In the absence of a comprehensive federal privacy law, some suggest the U.S. Federal Trade Commission may promulgate and enforce an overarching, non-sector specific privacy rule, although any efforts in that direction have not yet been fully explored or finalized.
[1] There are multiple definitions of “personal data” or “personal information.” While worded slightly differently, they all promote the same understanding of what constitutes personal data. For the purposes of this article, we chose to use the definition provided by the European Commission. https://ec.europa.eu/info/law/law-topic/data-protection/reform/what-personal-data_en
[2] Cal. Civ. Code §§ 1798.100 et seq.
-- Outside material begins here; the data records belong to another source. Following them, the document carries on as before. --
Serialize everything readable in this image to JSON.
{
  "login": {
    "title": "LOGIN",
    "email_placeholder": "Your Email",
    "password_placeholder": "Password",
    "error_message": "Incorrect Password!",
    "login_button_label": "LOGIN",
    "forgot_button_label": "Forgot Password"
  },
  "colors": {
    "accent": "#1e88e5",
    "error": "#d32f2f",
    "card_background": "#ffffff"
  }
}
Note: the CCPA/CPRA has certain threshold requirements before its provisions apply. Generally, a business is subject to the CCPA/CPRA if: (1) it does business in the state of California, and (2) it meets one of the following criteria: (i) have an annual gross revenue of more than $25,000,000 in the preceding calendar year; (ii) buys or shares personal information of, 1000,000 or more consumers or households; or (iii) derive 50% or more of its annual revenue from selling consumers’ personal information.
[3] 2021 H.B. 2307/2021 S.B. 1392. The CDPA also has threshold requirements for its application. Generally speaking, CPDA applies to business that either conduct business in Virginia or target Virginia residents through their products or services, and (1) controls or processes data of at least 100,000 consumers or (2) controls or processes personal data of consumers and derives over 50% of gross revenue from the sale of personal data.
[4] Colo. Rev. Stat. § 6-1-1301 et seq. The CPA also has its own threshold for application requiring that the business conduct business in Colorado or produces or delivers commercial products or services to Colorado residents, and (i) control or process the personal data of at least 100,000 consumers during the calendar year, or (ii) derives revenue or receive a discount on the price of goods or services from the sale of personal data.